As the cyberthreat landscape becomes more varied and intense in sophistication and strategic intent, demands on information security and compliance teams relentlessly shift and swell. With limited personnel to manage the rising risk, the difficulty attracting, recruiting, and retaining an appropriately skilled workforce has become a risk in and of itself.

Shortages in skills and capabilities are being revealed as major security incidents damage organizational performance and reputation. Building tomorrow’s security and compliance workforce is essential to address this challenge and deliver robust and long-term security for organizations in the digital age. Filling the skill shortage will require organizations to change their attitude and approach to hiring, training, and participating in collaborative pipeline development efforts.
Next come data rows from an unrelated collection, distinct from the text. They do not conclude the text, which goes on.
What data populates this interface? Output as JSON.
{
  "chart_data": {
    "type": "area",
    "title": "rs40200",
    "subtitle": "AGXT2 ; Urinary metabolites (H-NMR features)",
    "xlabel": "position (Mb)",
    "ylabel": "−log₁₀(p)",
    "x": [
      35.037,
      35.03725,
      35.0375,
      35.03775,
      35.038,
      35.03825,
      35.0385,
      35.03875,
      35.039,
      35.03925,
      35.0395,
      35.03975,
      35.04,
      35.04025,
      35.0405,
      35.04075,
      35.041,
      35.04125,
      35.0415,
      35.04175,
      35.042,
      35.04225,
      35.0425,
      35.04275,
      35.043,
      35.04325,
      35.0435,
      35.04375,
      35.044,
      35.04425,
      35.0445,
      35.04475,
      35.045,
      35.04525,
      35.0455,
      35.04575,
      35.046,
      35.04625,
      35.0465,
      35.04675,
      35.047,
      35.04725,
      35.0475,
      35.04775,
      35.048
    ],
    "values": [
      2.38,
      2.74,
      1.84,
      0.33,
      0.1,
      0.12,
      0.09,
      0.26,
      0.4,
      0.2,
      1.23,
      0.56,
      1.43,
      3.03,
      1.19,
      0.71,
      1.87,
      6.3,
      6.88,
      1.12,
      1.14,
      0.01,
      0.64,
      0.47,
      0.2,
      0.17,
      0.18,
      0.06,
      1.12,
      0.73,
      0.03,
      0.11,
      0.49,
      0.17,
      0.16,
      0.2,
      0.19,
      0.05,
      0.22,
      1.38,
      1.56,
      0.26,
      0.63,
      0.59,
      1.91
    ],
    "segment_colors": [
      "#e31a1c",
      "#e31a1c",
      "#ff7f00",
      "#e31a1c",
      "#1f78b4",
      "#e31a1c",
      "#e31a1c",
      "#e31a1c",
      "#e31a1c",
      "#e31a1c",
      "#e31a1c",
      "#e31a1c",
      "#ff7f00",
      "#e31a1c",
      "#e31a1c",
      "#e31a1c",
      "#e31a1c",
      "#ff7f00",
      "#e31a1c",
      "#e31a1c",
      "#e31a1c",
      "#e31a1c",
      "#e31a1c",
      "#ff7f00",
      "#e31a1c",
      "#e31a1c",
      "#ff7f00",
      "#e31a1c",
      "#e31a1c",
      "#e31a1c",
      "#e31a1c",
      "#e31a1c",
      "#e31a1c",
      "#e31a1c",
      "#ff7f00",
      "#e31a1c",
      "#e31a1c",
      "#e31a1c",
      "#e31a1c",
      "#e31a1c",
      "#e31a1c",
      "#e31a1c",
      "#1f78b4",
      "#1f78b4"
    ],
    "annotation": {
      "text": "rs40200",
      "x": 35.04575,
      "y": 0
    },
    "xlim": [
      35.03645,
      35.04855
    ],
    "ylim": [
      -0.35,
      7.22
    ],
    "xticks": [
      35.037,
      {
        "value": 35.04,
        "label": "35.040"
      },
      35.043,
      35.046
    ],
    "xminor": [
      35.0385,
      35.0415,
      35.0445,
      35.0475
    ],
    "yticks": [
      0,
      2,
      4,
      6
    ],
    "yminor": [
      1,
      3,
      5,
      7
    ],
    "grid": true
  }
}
An overly rigid and traditional approach to identifying candidates, coupled with overstressed and understaffed work environments, is clearly in need of new tactics and fresh ideas.

Organizations that fail to adopt a more creative approach will find themselves dangerously shorthanded in the next few years, as both attacks and defensive measures (e.g., security software platforms, patching and configuration practices, analytics, and machine learning) become more complex.

Today’s security and compliance workforce, typically defined as the personnel responsible for an organization’s information security and compliance activities, has evolved rapidly since its inception. Over the course of its evolution, the lack of a consensus definition of the information security and compliance functions has allowed numerous, disparate components to form an organization’s workforce. For example, employees working within threat intelligence, business continuity, and security operations are all essential information security contributors, yet they rarely convene in one distinct function under a designated leader.